After discovering Fly Five and reviewing its curriculum, structures, and goals, we found the program that aligned with our goals and needs. From the five core competencies to the ability to grow with characters, to the mindfulness aspect and the age-appropriate journals, I was confident students would benefit from it and that teachers would feel confident in coming to the program in their own way.
As a new administrator many years ago, there was one piece of advice given to me that has always stuck with me: The most successful programs, experiences, and curriculum come with the support of the teachers. And in addition to the support from teachers, the successful programs also had the ideas themselves come from the teachers. Having taught elementary and middle grades for more than 15 years, this advice made sense.
With this in mind, I restructured our professional development for the next several weeks, using Fly Five with the teachers in the same way I would if they were the students in my class. We used mindfulness and experience cards, journal prompts, and lessons from a variety of grades. After each session, several teachers would come to my office and tell me that they wanted to use this or that lesson with their students, or they could see the benefit of common language or would like to see schoolwide expectations regarding behavior. With teacher buy-in, I knew we were ready to hit the ground running with implementation.
After the asynchronous training, our teachers felt confident using Fly Five in ways that were most comfortable for them personally and that met the needs of their students. Teachers felt assured that regardless of how they approached Fly Five, the students would meet the same goals by the end of the school year. Teachers understood that they were not being measured by how much they covered but rather would be supported while trying new ways to help students grow. Knowing how personal social-emotional learning can be, this gave teachers permission to start in their comfort zone and then expand out, taking off the pressure of doing it “right” and placing the focus on having fidelity.
Looking back, there is one significant change I would make regarding implementation. I had opted to introduce Fly Five to grades K–8 all at once. My goal was to have all of our teachers in a position to support one another and share what worked or didn’t work. In retrospect, we may have served students better had we begun implementation in grades K–2 and then added an additional grade each year. What we found is that the middle school students were not as invested in the program as they would have been if they had grown with it from an earlier grade.
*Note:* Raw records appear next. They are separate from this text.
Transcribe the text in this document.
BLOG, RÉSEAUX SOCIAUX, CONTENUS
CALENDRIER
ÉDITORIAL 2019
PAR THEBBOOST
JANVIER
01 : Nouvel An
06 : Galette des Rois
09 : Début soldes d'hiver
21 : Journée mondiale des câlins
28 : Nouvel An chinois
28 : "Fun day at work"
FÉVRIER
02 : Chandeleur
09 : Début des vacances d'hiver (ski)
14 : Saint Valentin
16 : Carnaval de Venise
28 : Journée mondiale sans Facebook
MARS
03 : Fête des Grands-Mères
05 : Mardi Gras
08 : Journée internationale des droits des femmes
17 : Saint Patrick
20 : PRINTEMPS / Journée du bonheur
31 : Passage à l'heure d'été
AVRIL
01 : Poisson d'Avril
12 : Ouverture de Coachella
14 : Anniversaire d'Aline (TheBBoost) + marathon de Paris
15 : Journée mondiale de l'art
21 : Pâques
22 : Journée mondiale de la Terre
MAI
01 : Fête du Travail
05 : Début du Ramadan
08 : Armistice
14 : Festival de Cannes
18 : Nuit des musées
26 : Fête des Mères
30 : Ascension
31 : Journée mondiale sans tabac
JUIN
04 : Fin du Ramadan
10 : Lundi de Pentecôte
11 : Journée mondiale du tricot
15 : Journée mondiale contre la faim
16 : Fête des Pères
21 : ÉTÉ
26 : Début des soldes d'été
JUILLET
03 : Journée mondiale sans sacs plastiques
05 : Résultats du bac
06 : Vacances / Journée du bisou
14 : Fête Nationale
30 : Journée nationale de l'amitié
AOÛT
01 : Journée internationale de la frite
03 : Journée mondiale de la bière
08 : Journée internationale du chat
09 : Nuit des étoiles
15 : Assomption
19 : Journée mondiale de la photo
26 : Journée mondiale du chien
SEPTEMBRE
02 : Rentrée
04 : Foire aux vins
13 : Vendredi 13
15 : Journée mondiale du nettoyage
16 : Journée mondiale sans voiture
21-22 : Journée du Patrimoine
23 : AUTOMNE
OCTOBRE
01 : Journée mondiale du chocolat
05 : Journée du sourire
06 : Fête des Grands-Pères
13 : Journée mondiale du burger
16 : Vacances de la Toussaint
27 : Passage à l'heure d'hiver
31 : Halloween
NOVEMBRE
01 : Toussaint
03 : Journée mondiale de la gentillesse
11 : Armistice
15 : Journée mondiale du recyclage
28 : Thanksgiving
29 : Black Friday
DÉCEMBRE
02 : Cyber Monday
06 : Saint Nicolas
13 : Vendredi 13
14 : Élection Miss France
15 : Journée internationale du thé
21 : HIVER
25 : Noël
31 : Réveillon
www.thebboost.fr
I can say that we did many things well. Allowing teachers to start from their comfort zone and supporting each one individually. Giving ourselves permission to move slowly, with the notion that it might take longer to reach our goals. Beginning to educate parents on the five core competencies and helping them understand how Fly Five would help their children. Managing our expectations in order to minimize disappointment or frustration. Integrating mindfulness into our yoga program and helping students see how beneficial the yoga program is for other parts of their life. We celebrated these and other successes, large and small, throughout the year.
BHPS has only just started our social-emotional learning journey. We know there is much work to do in order to truly benefit from what Fly Five has to offer, and we are ready to continue on the journey. We are on the BHPS bus, moving forward as we learn and grow as educators and as humans.